第五章 変えなければ ①

ふと、人の気配を感じ、薄く目を開けた。

神薙家のセキュリティは日本屈指のものだ。しかし、それでも世間は金持ちへの恨みを募りやすいが故に、執念で侵入してきた輩が現れないとは限らない。強盗か、誘拐か、それとも殺し目的か。

相手に起きていることを悟られないよう、細めのまま周りを見ると、そこには魂が抜けているかのように間抜けな顔をした朱莉がいた。

朱莉の目の下にある隈から察するに、施設の企画書でも書いて徹夜したのか。それで深夜テンションのまま今の時刻を忘れて、詩織に見せに来ようとしたのだろう。

足元に蹴落とされた毛布を詩織に掛け直し、フラフラと部屋から出ていく朱莉の後を追った。朱莉があそこまでの酷い表情をしていたのは、オレと詩織が一緒に寝ているところを見たからか。窈窕淑女な詩織が男と寝ているところ見て、神様の如き詩織が汚された気でもしたのだろう。

オレは詩織に身体までは許してもらったことは無いし、許してもらいたいと思ったことも無いのに、あれほどの絶望顔を披露してくれるとは。なんとも嬉しい限りだ。

「やあ、朱莉」

静かに朱莉に近付き、後ろから耳元でそっと囁くと、幽霊でも現れたかのような顔で朱莉が振り返る。思わず、口元が歪んでしまった。

「ははは、酷い顔だね」

「葉月君……」

悪いことが親にバレたような、迷子の子供のような表情だ。

あぁ、分かった。朱莉は詩織の唯一の友達という立場を得たつもりだったが、オレと詩織が寝ているところを見て、蚊帳の外にいる感覚を感じたのだろう。「詩織にとって、わたしはなにか」と不安に思った。

──ならば、それを利用するまでだ。

「君は詩織の友達って言うけど、本当に君たちは友達なの? 詩織の表面上の格好良いところにだけ目を向けて、詩織の弱さからは目を逸らして、勝手に神格化してさぁ。それって友達じゃなくない?」

「……」

朱莉はなにも言わない。とても良い気分だ。

「オレは知ってるよ。詩織は強く見えるけど、実は強さに執着しているだけの人間だって。君にはそんな一面、見せたことも無いだろうけど、オレにはよーく他人には話しにくいことまで話してくれるからさ。ま、当たり前だよね。朱莉は詩織に出会ったのが最近だけど、オレは九歳からずっと、詩織の一番近くで、一緒に暮らしているんだから」

「……」

さらに朱莉の顔色が悪くなっていく。そろそろ止めを刺してやろうと、一呼吸を置いて、オレは口を開いた。
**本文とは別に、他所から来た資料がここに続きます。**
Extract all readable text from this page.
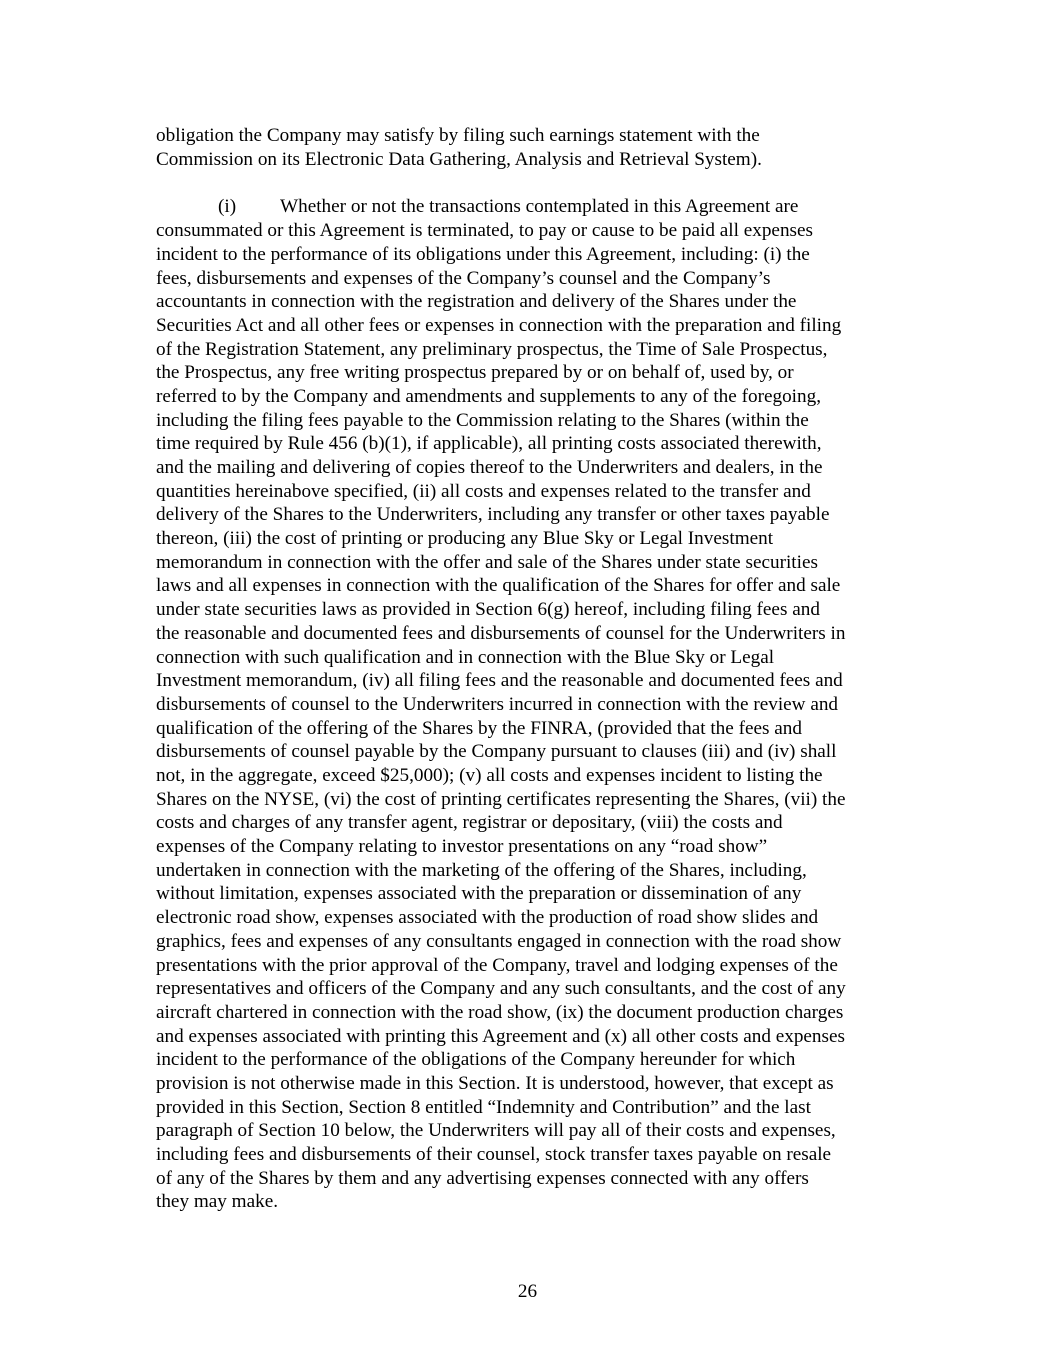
obligation the Company may satisfy by filing such earnings statement with the
Commission on its Electronic Data Gathering, Analysis and Retrieval System).
(i) Whether or not the transactions contemplated in this Agreement are
consummated or this Agreement is terminated, to pay or cause to be paid all expenses
incident to the performance of its obligations under this Agreement, including: (i) the
fees, disbursements and expenses of the Company’s counsel and the Company’s
accountants in connection with the registration and delivery of the Shares under the
Securities Act and all other fees or expenses in connection with the preparation and filing
of the Registration Statement, any preliminary prospectus, the Time of Sale Prospectus,
the Prospectus, any free writing prospectus prepared by or on behalf of, used by, or
referred to by the Company and amendments and supplements to any of the foregoing,
including the filing fees payable to the Commission relating to the Shares (within the
time required by Rule 456 (b)(1), if applicable), all printing costs associated therewith,
and the mailing and delivering of copies thereof to the Underwriters and dealers, in the
quantities hereinabove specified, (ii) all costs and expenses related to the transfer and
delivery of the Shares to the Underwriters, including any transfer or other taxes payable
thereon, (iii) the cost of printing or producing any Blue Sky or Legal Investment
memorandum in connection with the offer and sale of the Shares under state securities
laws and all expenses in connection with the qualification of the Shares for offer and sale
under state securities laws as provided in Section 6(g) hereof, including filing fees and
the reasonable and documented fees and disbursements of counsel for the Underwriters in
connection with such qualification and in connection with the Blue Sky or Legal
Investment memorandum, (iv) all filing fees and the reasonable and documented fees and
disbursements of counsel to the Underwriters incurred in connection with the review and
qualification of the offering of the Shares by the FINRA, (provided that the fees and
disbursements of counsel payable by the Company pursuant to clauses (iii) and (iv) shall
not, in the aggregate, exceed $25,000); (v) all costs and expenses incident to listing the
Shares on the NYSE, (vi) the cost of printing certificates representing the Shares, (vii) the
costs and charges of any transfer agent, registrar or depositary, (viii) the costs and
expenses of the Company relating to investor presentations on any “road show”
undertaken in connection with the marketing of the offering of the Shares, including,
without limitation, expenses associated with the preparation or dissemination of any
electronic road show, expenses associated with the production of road show slides and
graphics, fees and expenses of any consultants engaged in connection with the road show
presentations with the prior approval of the Company, travel and lodging expenses of the
representatives and officers of the Company and any such consultants, and the cost of any
aircraft chartered in connection with the road show, (ix) the document production charges
and expenses associated with printing this Agreement and (x) all other costs and expenses
incident to the performance of the obligations of the Company hereunder for which
provision is not otherwise made in this Section. It is understood, however, that except as
provided in this Section, Section 8 entitled “Indemnity and Contribution” and the last
paragraph of Section 10 below, the Underwriters will pay all of their costs and expenses,
including fees and disbursements of their counsel, stock transfer taxes payable on resale
of any of the Shares by them and any advertising expenses connected with any offers
they may make.
26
「ね、弱音を話してくれないのは、友達じゃないからだよ。詩織は優しいから、そんな素振りもせず君のために時間を作ってくれるけど。きっと、神薙家と燦桜学園のために〝ALSの特待生と、それを支援する神薙財閥〟っていう最高の広告塔が欲しいだけだ。だから朱莉、君は詩織にとって、ただの神薙財閥の道具なんだ」

冷静に考えれば、詩織が朱莉のことを道具などと思っていないことが分かるはずだ。朱莉がALSに罹る前から気に掛けていたし、なにより詩織が朱莉を見る目の優しさを見れば、簡単に否定できるだろう。しかし、今の朱莉には冷静さが無い。詩織から離れることは経済的にも身体的にも難しいだろうが、勝手に絶望して、愚かな夢を捨てて、出来るだけ詩織から離れて欲しい。
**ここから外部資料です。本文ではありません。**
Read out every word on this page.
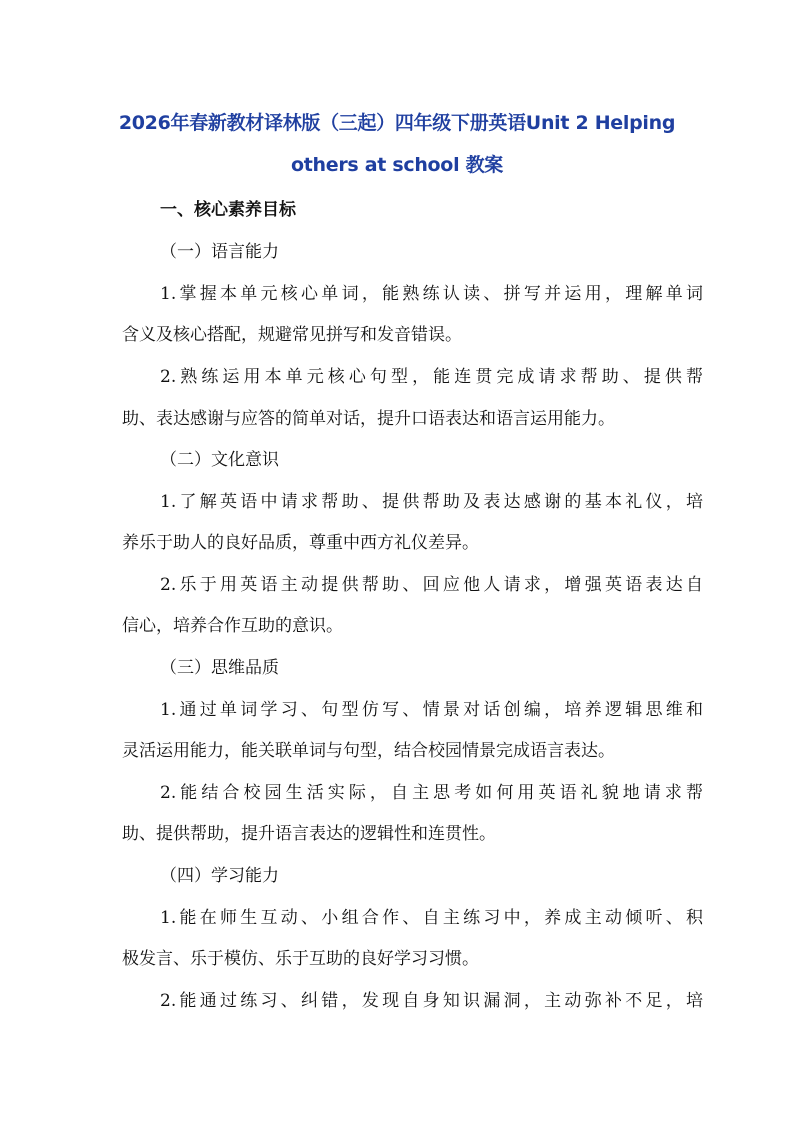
2026年春新教材译林版（三起）四年级下册英语Unit 2 Helping
others at school 教案
一、核心素养目标
（一）语言能力
1.掌握本单元核心单词，能熟练认读、拼写并运用，理解单词
含义及核心搭配，规避常见拼写和发音错误。
2.熟练运用本单元核心句型，能连贯完成请求帮助、提供帮
助、表达感谢与应答的简单对话，提升口语表达和语言运用能力。
（二）文化意识
1.了解英语中请求帮助、提供帮助及表达感谢的基本礼仪，培
养乐于助人的良好品质，尊重中西方礼仪差异。
2.乐于用英语主动提供帮助、回应他人请求，增强英语表达自
信心，培养合作互助的意识。
（三）思维品质
1.通过单词学习、句型仿写、情景对话创编，培养逻辑思维和
灵活运用能力，能关联单词与句型，结合校园情景完成语言表达。
2.能结合校园生活实际，自主思考如何用英语礼貌地请求帮
助、提供帮助，提升语言表达的逻辑性和连贯性。
（四）学习能力
1.能在师生互动、小组合作、自主练习中，养成主动倾听、积
极发言、乐于模仿、乐于互助的良好学习习惯。
2.能通过练习、纠错，发现自身知识漏洞，主动弥补不足，培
大体、こんなオレの脅しで諦める程度の夢なら、叶うはずもないだろう。

だから、これ以上。──詩織を苦しめるな。

「……そうかもしれない」

顔を伏せているため、朱莉の表情は見えないが、とてもか細い声で言った。

「でも、それでも、わたしは詩織に憧れてる。だから、詩織がわたしを利用するように、わたしも詩織を利用する。そして、詩織の中に一生消えないものを残す。

それが、わたしの存在証明になるなら──それでも良い」

「──ッ!」

オレは「朱莉が絶望して終わる」ことを望んでいた。だが、朱莉は「利用し返す」と言った。前髪から覗く瞳は、暗くも確かな光を放っている。

朱莉は、こんな人だっただろうか。弱くて、生きづらくて、詩織に縋りつくことしか出来ない人間だと思っていた。だがどうだ。オレの知らない内に朱莉は変わっていた。死を覚悟した人間は、ここまで強くなれるのか。

この瞬間、オレは朱莉を思っていた以上に危険な存在だと認識した。もはや、詩織と朱莉は引き離せないし、朱莉は勝手に神薙家の名を味方に、社会を変えようと動くだろう。となれば、オレは詩織の、神薙家の名を落とさぬように、朱莉を監視する必要がある。

きっと、朱莉は詩織を変える。ならばオレは、その詩織の心の変わる方向を、オレに都合が良いようにコントロールしてやる。

「そう。勝手にしたら。……企画書、書いてきたんでしょ。見せて」

オレが手を差し出すと、素直に朱莉はプリントされた企画書をオレに渡した。

「じゃあオレ、これ読んでおくから、君は少し寝な。倒れても知らないよ」

「そうだね。……部屋まで送ってくれたりしないの?」

「は? するわけないじゃん。オレは詩織の執事──護衛も兼ねているから、いつも一緒にいないとね」

突き放すように言うと、朱莉は乾いた笑みを浮かべて、自分に与えられた部屋に帰っていった。その後ろ姿に言い表しようがない憎悪を感じながらも、朱莉の存在をどう利用しようか考え始めた。


朱莉から渡された分厚い企画書を手にしながら、オレは深く息を吐く。

「はぁ……めんどくさ」

表紙には、簡潔なタイトルが印刷されている。

「ALSヴィレッジ構想企画書」

表紙をめくると、最初のページには朱莉の決意が力強く書かれていた。

──「ALSだから諦める」をゼロにする。

オレは無意識に鼻で笑ってしまう。オレと同じ、親にも愛されなかった朱莉が、本気で世界を変えるつもりなのか。叶うはずのない理想を掲げて、それでも前に進もうとしている。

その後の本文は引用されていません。